|M.Sc Student||Roitman Sheila|
|Subject||Biodiversity of Marine Viruses Carrying Photosystem I Genes|
|Department||Department of Biology||Supervisor||Professor Oded Beja|
|Full Thesis text|
Marine photosynthesis is largely driven by cyanobacteria, mainly Synechococcus and Prochlorococcus. Cyanophages can alter cyanobacterial populations, affecting the global carbon cycle and oxygen supply. During the infection some phages express unique metabolic genes which might interfere with the host ongoing metabolism. Genes encoding for photosystem II (PSII) and I (PSI) reaction center proteins are found in cyanophages and are believed to increase their fitness, possibly by being involved in the cyanobacterial photosynthesis. PSI genes in phages are arranged in two known gene cassettes, psaJF→C→A→B→K→E→D and psaD→C→A→B. The shared genes between these cassettes and their encoded proteins are distinguished by %G and protein sequence, respectively.

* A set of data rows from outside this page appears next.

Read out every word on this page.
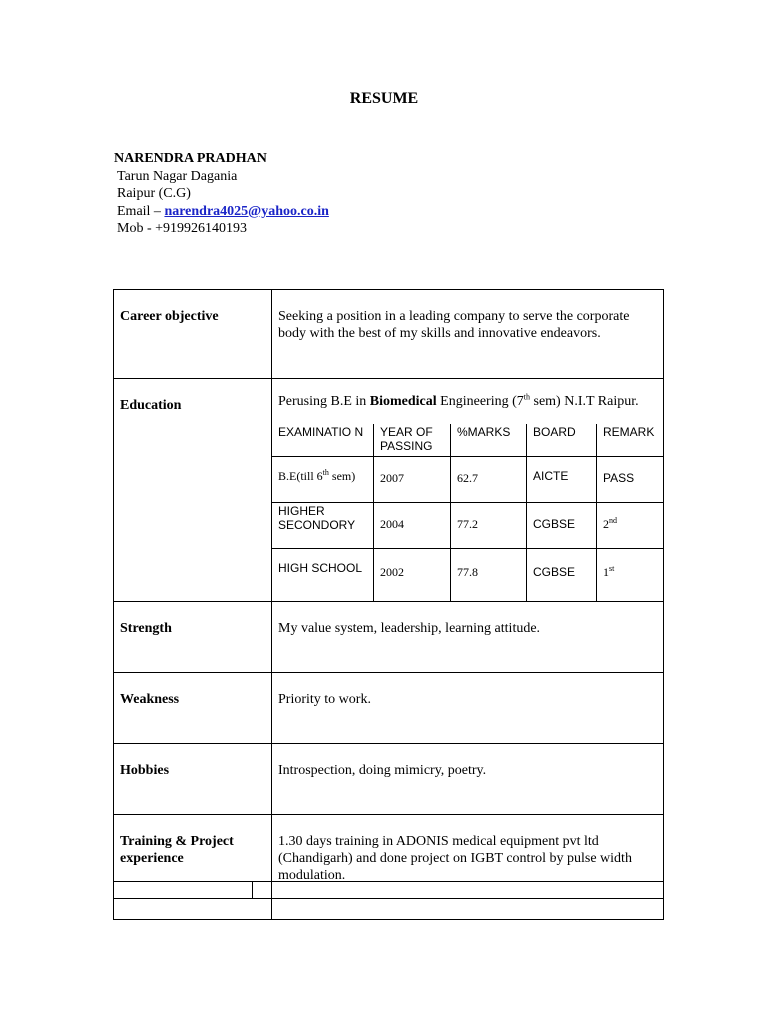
RESUME
NARENDRA PRADHAN
Tarun Nagar Dagania
Raipur (C.G)
Email – narendra4025@yahoo.co.in
Mob - +919926140193
Career objective	Seeking a position in a leading company to serve the corporate body with the best of my skills and innovative endeavors.
Education	Perusing B.E in Biomedical Engineering (7th sem) N.I.T Raipur.
EXAMINATIO N	YEAR OF PASSING	%MARKS	BOARD	REMARK
B.E(till 6th sem)	2007	62.7	AICTE	PASS
HIGHER SECONDORY	2004	77.2	CGBSE	2nd
HIGH SCHOOL	2002	77.8	CGBSE	1st

Strength	My value system, leadership, learning attitude.
Weakness	Priority to work.
Hobbies	Introspection, doing mimicry, poetry.
Training & Project experience	1.30 days training in ADONIS medical equipment pvt ltd (Chandigarh) and done project on IGBT control by pulse width modulation.
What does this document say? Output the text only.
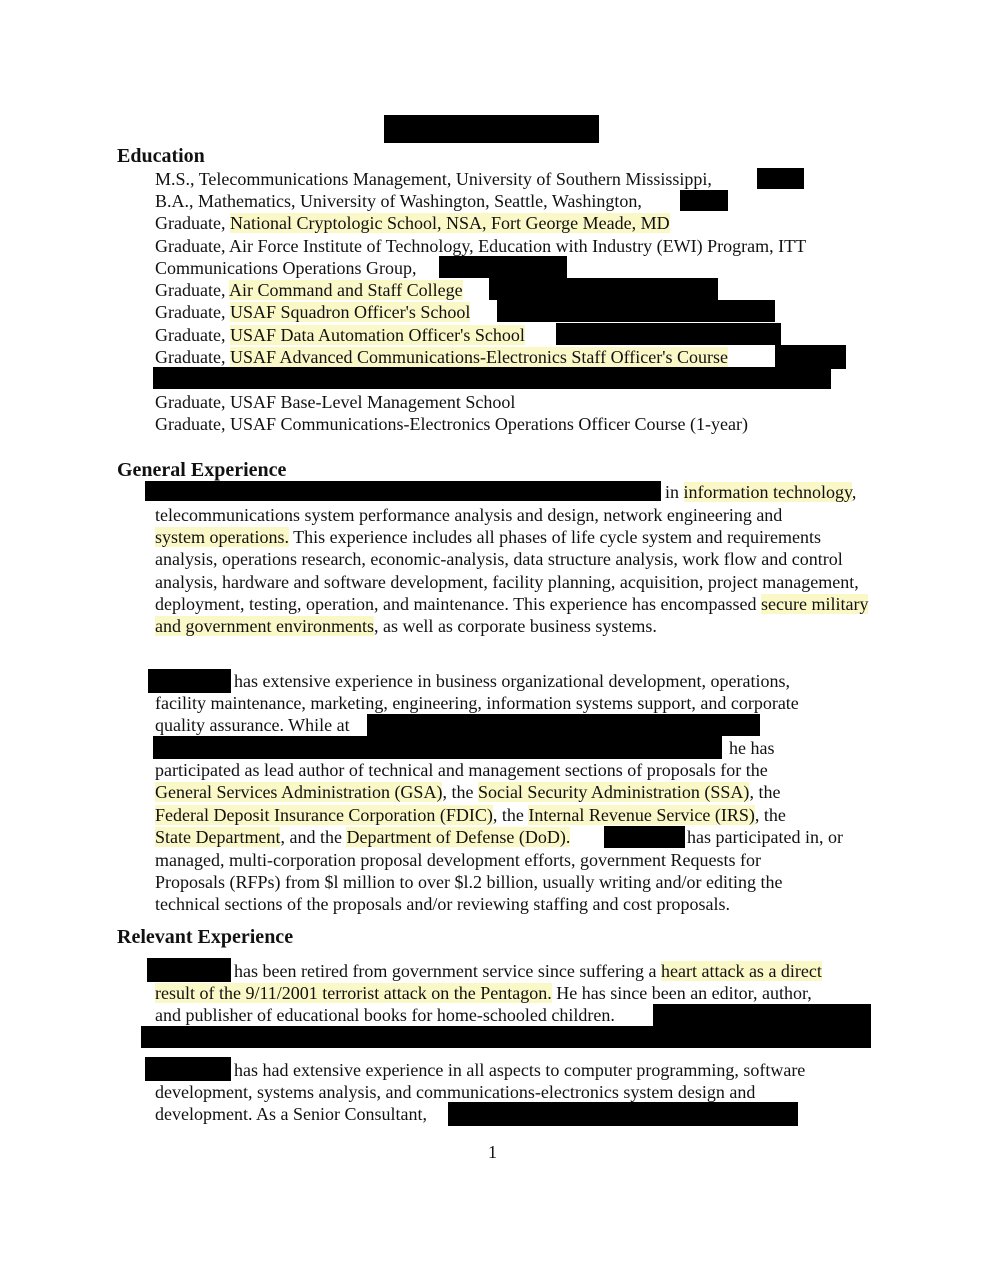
Education
M.S., Telecommunications Management, University of Southern Mississippi,
B.A., Mathematics, University of Washington, Seattle, Washington,
Graduate, National Cryptologic School, NSA, Fort George Meade, MD
Graduate, Air Force Institute of Technology, Education with Industry (EWI) Program, ITT
Communications Operations Group,
Graduate, Air Command and Staff College
Graduate, USAF Squadron Officer's School
Graduate, USAF Data Automation Officer's School
Graduate, USAF Advanced Communications-Electronics Staff Officer's Course
Graduate, USAF Base-Level Management School
Graduate, USAF Communications-Electronics Operations Officer Course (1-year)
General Experience
in information technology,
telecommunications system performance analysis and design, network engineering and
system operations. This experience includes all phases of life cycle system and requirements analysis, operations research, economic-analysis, data structure analysis, work flow and control analysis, hardware and software development, facility planning, acquisition, project management, deployment, testing, operation, and maintenance. This experience has encompassed secure military and government environments, as well as corporate business systems.
has extensive experience in business organizational development, operations,
facility maintenance, marketing, engineering, information systems support, and corporate
quality assurance. While at
he has
participated as lead author of technical and management sections of proposals for the
General Services Administration (GSA), the Social Security Administration (SSA), the
Federal Deposit Insurance Corporation (FDIC), the Internal Revenue Service (IRS), the
State Department, and the Department of Defense (DoD).	has participated in, or
managed, multi-corporation proposal development efforts, government Requests for
Proposals (RFPs) from $l million to over $l.2 billion, usually writing and/or editing the
technical sections of the proposals and/or reviewing staffing and cost proposals.
Relevant Experience
has been retired from government service since suffering a heart attack as a direct
result of the 9/11/2001 terrorist attack on the Pentagon. He has since been an editor, author,
and publisher of educational books for home-schooled children.
has had extensive experience in all aspects to computer programming, software
development, systems analysis, and communications-electronics system design and
development. As a Senior Consultant,
1
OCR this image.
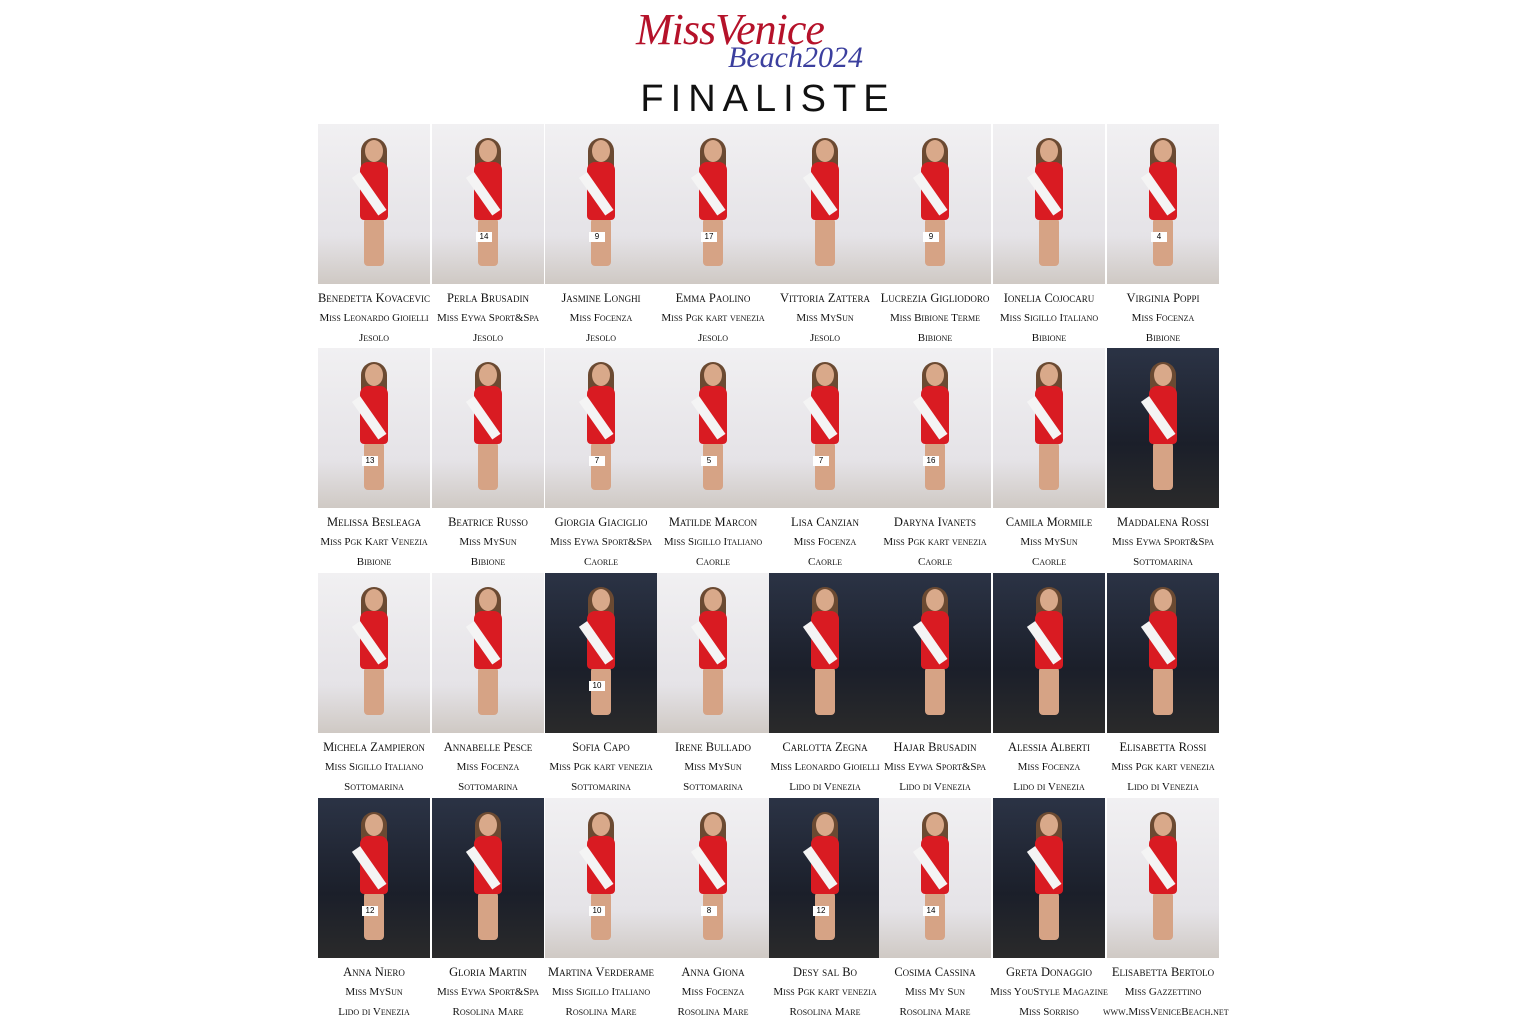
MissVenice
Beach2024
FINALISTE
Benedetta Kovacevic
Miss Leonardo Gioielli
Jesolo
14
Perla Brusadin
Miss Eywa Sport&Spa
Jesolo
9
Jasmine Longhi
Miss Focenza
Jesolo
17
Emma Paolino
Miss Pgk kart venezia
Jesolo
Vittoria Zattera
Miss MySun
Jesolo
9
Lucrezia Gigliodoro
Miss Bibione Terme
Bibione
Ionelia Cojocaru
Miss Sigillo Italiano
Bibione
4
Virginia Poppi
Miss Focenza
Bibione
13
Melissa Besleaga
Miss Pgk Kart Venezia
Bibione
Beatrice Russo
Miss MySun
Bibione
7
Giorgia Giaciglio
Miss Eywa Sport&Spa
Caorle
5
Matilde Marcon
Miss Sigillo Italiano
Caorle
7
Lisa Canzian
Miss Focenza
Caorle
16
Daryna Ivanets
Miss Pgk kart venezia
Caorle
Camila Mormile
Miss MySun
Caorle
Maddalena Rossi
Miss Eywa Sport&Spa
Sottomarina
Michela Zampieron
Miss Sigillo Italiano
Sottomarina
Annabelle Pesce
Miss Focenza
Sottomarina
10
Sofia Capo
Miss Pgk kart venezia
Sottomarina
Irene Bullado
Miss MySun
Sottomarina
Carlotta Zegna
Miss Leonardo Gioielli
Lido di Venezia
Hajar Brusadin
Miss Eywa Sport&Spa
Lido di Venezia
Alessia Alberti
Miss Focenza
Lido di Venezia
Elisabetta Rossi
Miss Pgk kart venezia
Lido di Venezia
12
Anna Niero
Miss MySun
Lido di Venezia
Gloria Martin
Miss Eywa Sport&Spa
Rosolina Mare
10
Martina Verderame
Miss Sigillo Italiano
Rosolina Mare
8
Anna Giona
Miss Focenza
Rosolina Mare
12
Desy sal Bo
Miss Pgk kart venezia
Rosolina Mare
14
Cosima Cassina
Miss My Sun
Rosolina Mare
Greta Donaggio
Miss YouStyle Magazine
Miss Sorriso
Elisabetta Bertolo
Miss Gazzettino
www.MissVeniceBeach.net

The data on the psaD→C→A→B gene organization is scarce and was obtained from two Global Ocean Sampling (GOS) stations only, in the Pacific and Indian Oceans. We wanted to expand our knowledge regarding the biodiversity of the phages carrying PSI genes and understand the differences between both viral PSI cassettes and their possible hosts. We conducted a targeted screening search using PCR on viral concentrates and a comprehensive bioinformatic search in six metagenomic datasets. We surveyed 370 marine stations, resulting in new positive stations for viral-PSI genes in the Pacific, Indian and Atlantic Oceans. The stations containing the psaD→C→A→B gene arrangement (as well as the longer gene arrangement) are confined to a strip along the equator (± 30o). According to our metagenomic findings, viral photosynthetic genes are found solely in the two previously described cassettes and might belong to phages from the Myoviridae family. In addition, we succeeded in filling the partially assembled psaD→C→A→B cassette sequence. Protein structure modeling of both viral PsaA show structural differences, the psaD→C→A→B PsaA protein being more similar to Synechococcus. We propose that phages carrying PSI genes in the psaD→C→A→B cassette might infect Synechococcus or low light (LL) clade IV Prochlorococcus which have a similar protein structure and inhabit the oceans between 30⁰N, 30⁰S.